Additionally, Miller said that almost all food holds symbolic value. Kent said that many cultural groups across time and space have used food for rituals and celebrations. 


“Food represents a lot of things to a lot of people,” Miller says. “I really think from the cradle to the grave we spend time with other people, and food is so often involved, it becomes symbolic.”


Thanksgiving exemplifies a precedent of food symbolism; Miller explains that after the Civil War, the Thanksgiving feast was pushed by the United States government as a way to “heal” the country. Several foods involved in the feast were picked purely for what they symbolized in America: the turkey,  an American bird, and the pumpkin pie, a squash grown in America, are just a few examples.


Food symbolism is equally as present around the world. The Chinese New Year, which begins on the new moon between Jan. 21 and Feb. 20, also involves a symbolic feast. A BBC article about food symbolism, names a few of these foods: steamed fish (referred to as nian nian you yu) represents abundance and good fortune, noodles represent a long life, oranges represent wealth, tangerines represent good luck and autumn mooncakes represent the “roundness” of the moon. While different cultural areas often eat contrasting foods, however, the meanings assigned to these different foods have similar effects on people.


“The variability in different cultures around the world and what they eat is in part related to resources, the climates they’re in, and things like that,” Pante says.


Miller says the hospitality business is booming due to the harmonious nature of food. A prime example is the Fort Collins Foodie Walk, which occurs on the third Friday of each month from 5-8 p.m. The event showcases the city’s “culinary culture and thriving foodie scene,” according to the Downtown Fort Collins website. CSU freshman Abby Zurline, a hospitality management major and food enthusiast, said the food culture is very diverse.


“There’s so many different restaurants here,” Zurline says. “If you want Mexican, you can get Mexican, if you want Italian, you can get Italian, [you can get] burgers, sandwiches, barbecue…it goes every direction that you want it to.”


While Pante agrees that the Fort Collins food culture is diverse, he said that the cuisine is more focused on American food than anything else.
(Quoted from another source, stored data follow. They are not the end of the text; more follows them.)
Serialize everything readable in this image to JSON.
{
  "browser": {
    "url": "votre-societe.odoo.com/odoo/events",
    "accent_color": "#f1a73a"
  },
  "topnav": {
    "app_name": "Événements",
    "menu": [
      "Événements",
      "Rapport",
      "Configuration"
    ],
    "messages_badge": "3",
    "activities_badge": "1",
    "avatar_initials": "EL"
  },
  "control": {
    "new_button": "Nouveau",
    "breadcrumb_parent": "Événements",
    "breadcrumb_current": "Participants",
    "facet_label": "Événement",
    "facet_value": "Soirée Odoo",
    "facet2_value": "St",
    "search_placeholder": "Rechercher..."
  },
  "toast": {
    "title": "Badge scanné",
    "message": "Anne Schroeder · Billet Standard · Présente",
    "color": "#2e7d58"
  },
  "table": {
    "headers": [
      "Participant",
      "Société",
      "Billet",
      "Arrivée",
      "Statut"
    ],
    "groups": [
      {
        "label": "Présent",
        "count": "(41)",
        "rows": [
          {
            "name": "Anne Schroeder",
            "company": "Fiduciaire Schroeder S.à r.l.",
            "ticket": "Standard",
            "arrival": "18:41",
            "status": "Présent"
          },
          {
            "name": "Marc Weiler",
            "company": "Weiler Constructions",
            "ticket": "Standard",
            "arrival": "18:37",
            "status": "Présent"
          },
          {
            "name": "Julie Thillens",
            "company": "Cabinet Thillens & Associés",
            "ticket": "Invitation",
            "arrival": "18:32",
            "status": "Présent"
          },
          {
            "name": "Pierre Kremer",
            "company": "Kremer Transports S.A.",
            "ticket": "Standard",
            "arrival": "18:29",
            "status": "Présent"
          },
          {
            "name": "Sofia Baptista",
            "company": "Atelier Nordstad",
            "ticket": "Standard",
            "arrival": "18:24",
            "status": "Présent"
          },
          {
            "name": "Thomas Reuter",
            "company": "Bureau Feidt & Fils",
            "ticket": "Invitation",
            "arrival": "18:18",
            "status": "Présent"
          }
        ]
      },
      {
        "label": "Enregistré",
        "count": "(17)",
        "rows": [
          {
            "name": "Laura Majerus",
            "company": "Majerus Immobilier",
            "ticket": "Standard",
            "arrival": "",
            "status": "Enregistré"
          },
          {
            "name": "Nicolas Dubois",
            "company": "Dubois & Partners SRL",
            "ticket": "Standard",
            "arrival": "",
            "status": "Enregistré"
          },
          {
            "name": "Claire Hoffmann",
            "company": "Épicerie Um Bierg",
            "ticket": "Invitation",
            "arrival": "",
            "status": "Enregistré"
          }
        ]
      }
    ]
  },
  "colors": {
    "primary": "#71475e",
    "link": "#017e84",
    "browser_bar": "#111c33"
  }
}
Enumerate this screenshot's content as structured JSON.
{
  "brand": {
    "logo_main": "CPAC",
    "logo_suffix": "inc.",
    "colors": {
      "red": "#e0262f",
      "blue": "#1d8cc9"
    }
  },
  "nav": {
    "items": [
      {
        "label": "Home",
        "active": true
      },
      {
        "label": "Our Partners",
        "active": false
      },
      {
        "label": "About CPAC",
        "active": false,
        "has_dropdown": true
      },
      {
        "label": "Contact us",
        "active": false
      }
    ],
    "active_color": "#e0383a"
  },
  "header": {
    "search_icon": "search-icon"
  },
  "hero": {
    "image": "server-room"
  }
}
“[American cuisine] is certainly the strongest cuisine that’s offered here,” Pante says. “If you try and eat ethnic food here, it’s just not to the same standards normally that you would find in some of the larger cities where there’s more competition for those types of foods.”


Regardless, the plethora of restaurants presented in Old Town Fort Collins is a prominent feature of the city that demonstrates the importance of food in today’s culture, which directly impacts our behavior and the relationships we create.


“Everybody eats,” Miller says. “It’s a real common language among everybody around the world. It’s a pinnacle social experience. We have a hard-wired need to connect with people, and ever since we were hunter-gatherers, that connection has happened around food.”